Cafeteria hours lead to non-stop grazing

Chronicle Staff

By Catherine Wang

While running between first period English and second period Physics, Allison Merz ’10 conveniently passes the cafeteria. Every morning she dashes in, grabs a muffin and a chocolate milk, and bolts to class.

After Physics, she normally buys another snack to eat during third period while doing homework.

During fifth period, Merz eats lunch, making more than one trip to the cafeteria during the period. At the end of the period, Merz buys another snack to eat in her AP Environmental Science class. And finally, before leaving school for swim practice, Merz buys yet another snack to eat in the car.

Merz does not make trips to the cafeteria purely out of hunger. Instead, she frequents the cafeteria because it is so convenient — perhaps too convenient — she said.

“I feel like I spend an unnecessary amount of money at the cafeteria,” she said. “I literally just eat out of boredom and because [the cafeteria] is open all day.”  

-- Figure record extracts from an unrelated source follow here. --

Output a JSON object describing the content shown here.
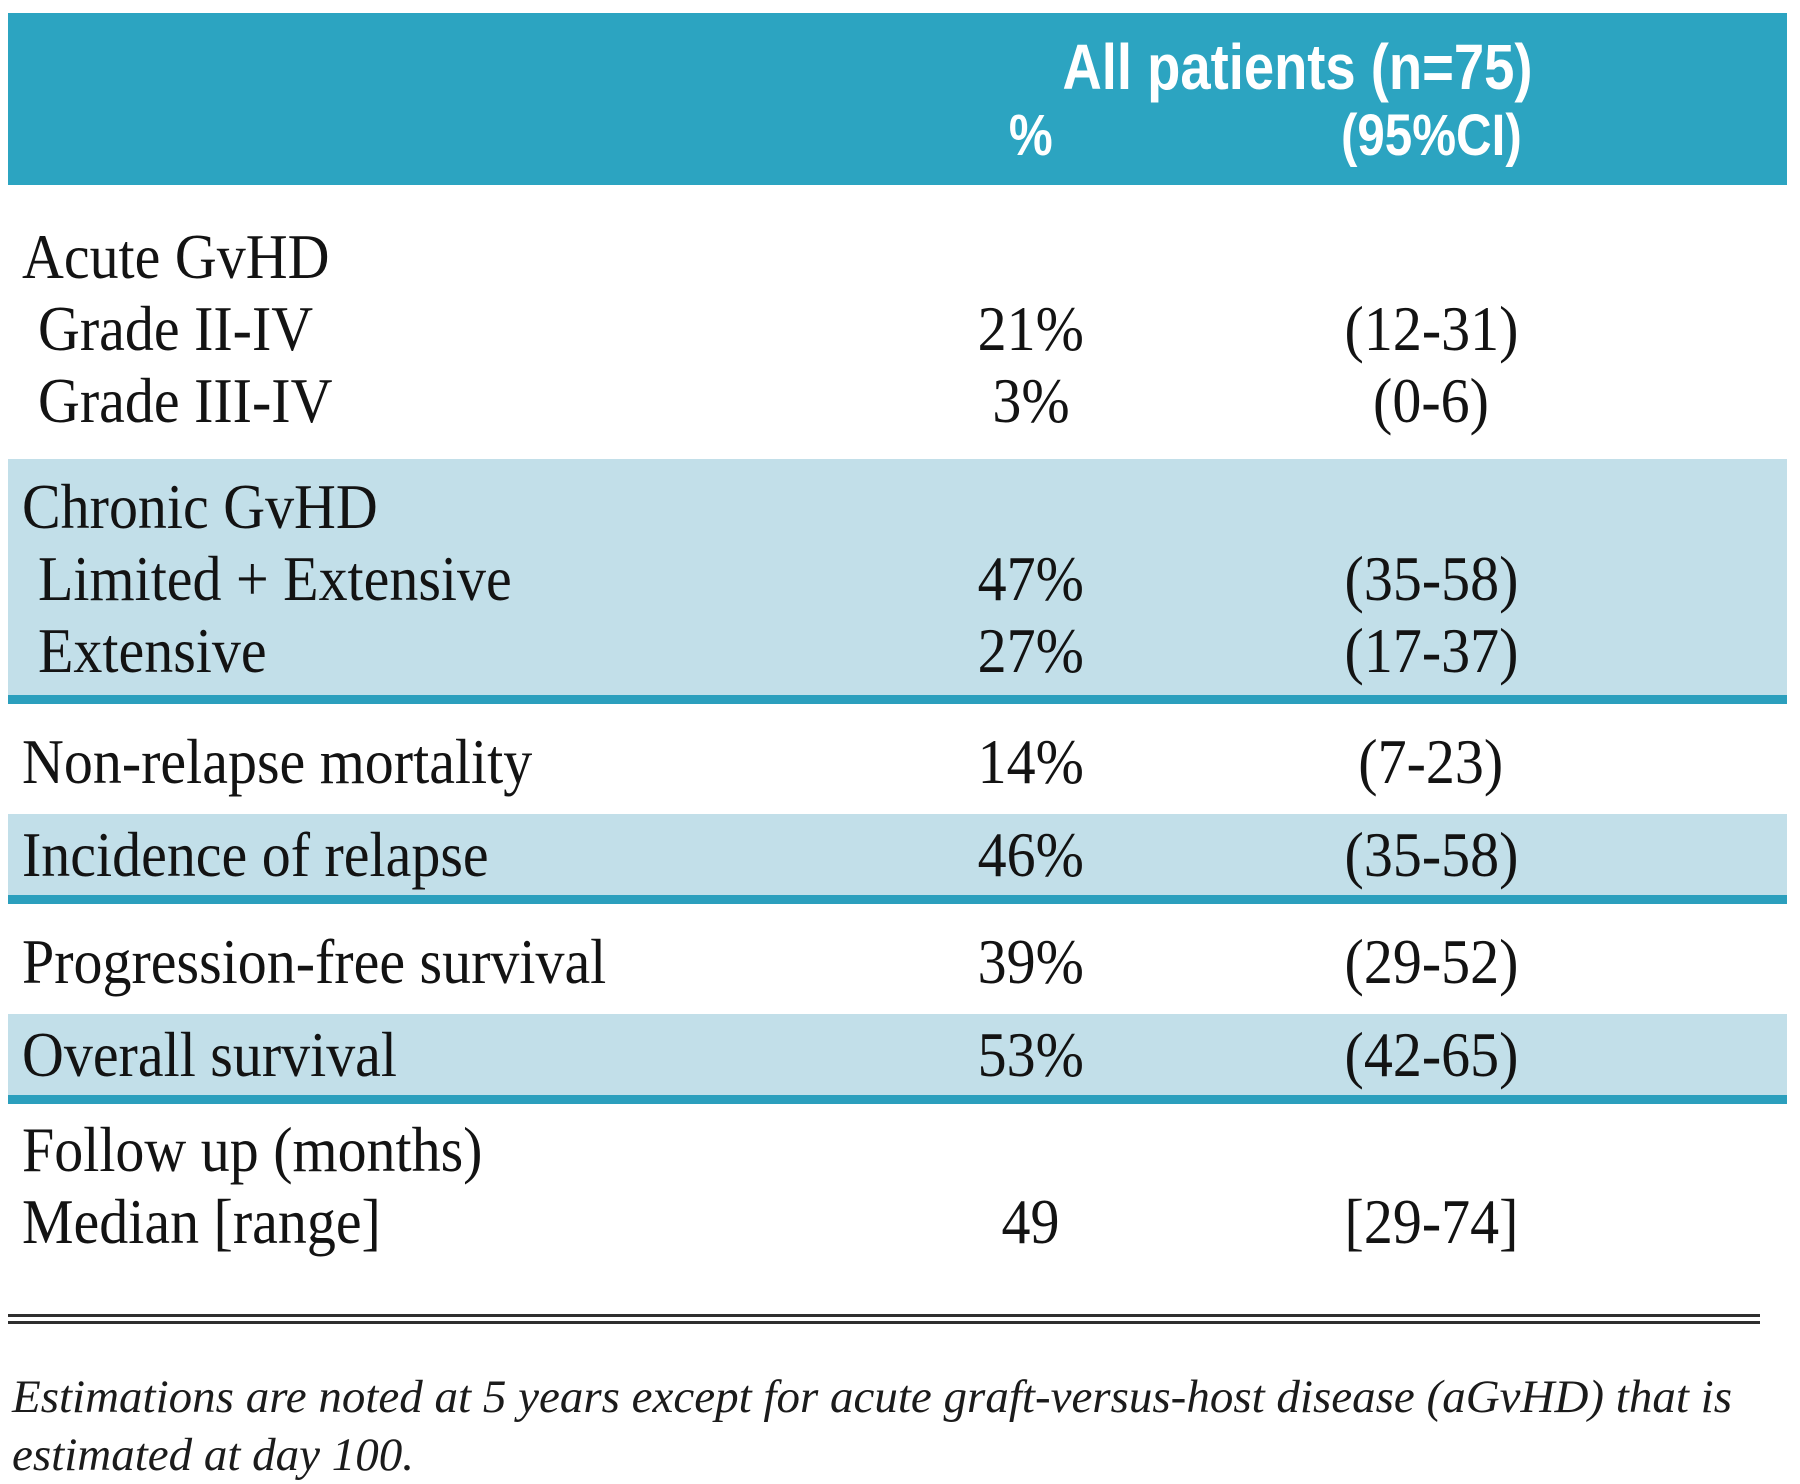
{
  "table": {
    "header": {
      "group": "All patients (n=75)",
      "percent": "%",
      "ci": "(95%CI)"
    },
    "sections": [
      {
        "name": "acute-gvhd",
        "rows": [
          {
            "label": "Acute GvHD"
          },
          {
            "label": "Grade II-IV",
            "percent": "21%",
            "ci": "(12-31)"
          },
          {
            "label": "Grade III-IV",
            "percent": "3%",
            "ci": "(0-6)"
          }
        ]
      },
      {
        "name": "chronic-gvhd",
        "rows": [
          {
            "label": "Chronic GvHD"
          },
          {
            "label": "Limited + Extensive",
            "percent": "47%",
            "ci": "(35-58)"
          },
          {
            "label": "Extensive",
            "percent": "27%",
            "ci": "(17-37)"
          }
        ]
      },
      {
        "name": "non-relapse-mortality",
        "rows": [
          {
            "label": "Non-relapse mortality",
            "percent": "14%",
            "ci": "(7-23)"
          }
        ]
      },
      {
        "name": "incidence-of-relapse",
        "rows": [
          {
            "label": "Incidence of relapse",
            "percent": "46%",
            "ci": "(35-58)"
          }
        ]
      },
      {
        "name": "progression-free-survival",
        "rows": [
          {
            "label": "Progression-free survival",
            "percent": "39%",
            "ci": "(29-52)"
          }
        ]
      },
      {
        "name": "overall-survival",
        "rows": [
          {
            "label": "Overall survival",
            "percent": "53%",
            "ci": "(42-65)"
          }
        ]
      },
      {
        "name": "follow-up",
        "rows": [
          {
            "label": "Follow up (months)"
          },
          {
            "label": "Median [range]",
            "percent": "49",
            "ci": "[29-74]"
          }
        ]
      }
    ]
  },
  "footnote": {
    "text": "Estimations are noted at 5 years except for acute graft-versus-host disease (aGvHD) that is estimated at day 100."
  },
  "colors": {
    "header_teal": "#2CA4C1",
    "section_blue": "#C2DFE9",
    "section_rule_teal": "#2B9FBD",
    "bottom_rule_dark": "#2E2E2E"
  }
}
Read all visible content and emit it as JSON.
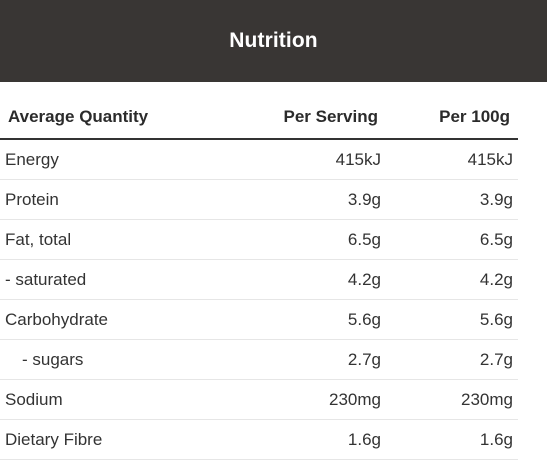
{
  "header": {
    "title": "Nutrition"
  },
  "columns": {
    "name": "Average Quantity",
    "per_serving": "Per Serving",
    "per_100g": "Per 100g"
  },
  "rows": [
    {
      "name": "Energy",
      "per_serving": "415kJ",
      "per_100g": "415kJ"
    },
    {
      "name": "Protein",
      "per_serving": "3.9g",
      "per_100g": "3.9g"
    },
    {
      "name": "Fat, total",
      "per_serving": "6.5g",
      "per_100g": "6.5g"
    },
    {
      "name": "- saturated",
      "per_serving": "4.2g",
      "per_100g": "4.2g"
    },
    {
      "name": "Carbohydrate",
      "per_serving": "5.6g",
      "per_100g": "5.6g"
    },
    {
      "name": "- sugars",
      "per_serving": "2.7g",
      "per_100g": "2.7g"
    },
    {
      "name": "Sodium",
      "per_serving": "230mg",
      "per_100g": "230mg"
    },
    {
      "name": "Dietary Fibre",
      "per_serving": "1.6g",
      "per_100g": "1.6g"
    }
  ]
}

Unlike many public schools, which open their cafeterias during snack and lunch hours only, Harvard-Westlake opens its cafeteria for the entire school day.

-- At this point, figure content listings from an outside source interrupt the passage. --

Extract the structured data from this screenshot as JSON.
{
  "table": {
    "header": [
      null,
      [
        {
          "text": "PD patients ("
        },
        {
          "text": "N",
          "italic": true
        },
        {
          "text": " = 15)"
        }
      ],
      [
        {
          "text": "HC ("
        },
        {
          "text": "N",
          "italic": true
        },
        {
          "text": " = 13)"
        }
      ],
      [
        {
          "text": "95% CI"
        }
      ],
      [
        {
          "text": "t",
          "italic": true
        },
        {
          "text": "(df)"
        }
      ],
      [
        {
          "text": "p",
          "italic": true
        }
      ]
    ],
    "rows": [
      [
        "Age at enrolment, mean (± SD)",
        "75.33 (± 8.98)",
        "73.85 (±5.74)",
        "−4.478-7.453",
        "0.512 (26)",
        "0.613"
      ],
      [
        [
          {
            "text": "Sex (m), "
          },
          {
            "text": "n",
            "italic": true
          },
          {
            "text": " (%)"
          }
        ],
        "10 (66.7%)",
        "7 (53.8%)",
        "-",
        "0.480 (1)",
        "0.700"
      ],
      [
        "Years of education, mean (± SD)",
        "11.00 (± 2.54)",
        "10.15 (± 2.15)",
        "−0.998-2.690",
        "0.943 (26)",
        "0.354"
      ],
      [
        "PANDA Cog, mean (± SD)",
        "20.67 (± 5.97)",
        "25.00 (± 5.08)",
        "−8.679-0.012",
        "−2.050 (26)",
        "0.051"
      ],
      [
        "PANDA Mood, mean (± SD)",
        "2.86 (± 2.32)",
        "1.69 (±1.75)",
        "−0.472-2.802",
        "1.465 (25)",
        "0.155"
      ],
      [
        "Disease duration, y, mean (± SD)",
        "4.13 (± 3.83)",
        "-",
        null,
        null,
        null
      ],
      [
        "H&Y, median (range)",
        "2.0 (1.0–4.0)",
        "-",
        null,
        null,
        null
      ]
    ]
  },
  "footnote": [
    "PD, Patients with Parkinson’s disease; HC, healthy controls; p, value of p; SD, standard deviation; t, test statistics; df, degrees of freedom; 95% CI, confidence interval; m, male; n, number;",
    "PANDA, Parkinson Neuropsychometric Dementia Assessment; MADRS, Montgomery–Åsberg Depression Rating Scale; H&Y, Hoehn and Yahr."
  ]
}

At other schools, when the cafeteria is closed, students buy snacks from vending machines, eat snacks they bring from home, or wait until the cafeteria re-opens during its designated hours.

With no designated lunch period during the day at Harvard-Westlake, opening the cafeteria the entire day serves a practical purpose.

Since there is no specific time slot during which students and teachers eat their lunches and snacks, the cafeteria must remain open to accomodate students and teachers during any of their free periods.

Consequently, many students find themselves grabbing their school ID cards and strolling through the cafeteria’s green doors very often during the day.

From a nutritional standpoint, this excessive eating can translate into the consumption of an inordinate amount of empty calories and the beginning of poor eating habits.

From a parent’s standpoint, the cafeteria’s hours can translate into an unnecessarily high food bill each month.

“I feel like I overeat at school because the cafeteria is open all the time, so I just go get food all the time,” Shanshan Heh ‘12 said.

Heh estimates she gets food four times a day.

Despite some students’ stories of overeating, others find positives in its all-day hours.

“I went to a public middle school, and I was always hungry during the day,” Jameson Huang ’12 said. “It’s nice to be able to get food any time I feel like it.”

Additionally, a cafeteria open throughout the day is optimal for athletic nutrition. 

“It takes time to process food, which is why grazing — eating many, smaller meals — is better for endurance athletes,” said sports nutritionist and competitive runner Ryan Denner.


“Grazing helps keep a steady stream of fuel and anti-oxidants running through your system for proper recovery,” he said. “It also keeps your from having too low energy levels, and then eating too much in one sitting, which we all have a tendency to do at times.”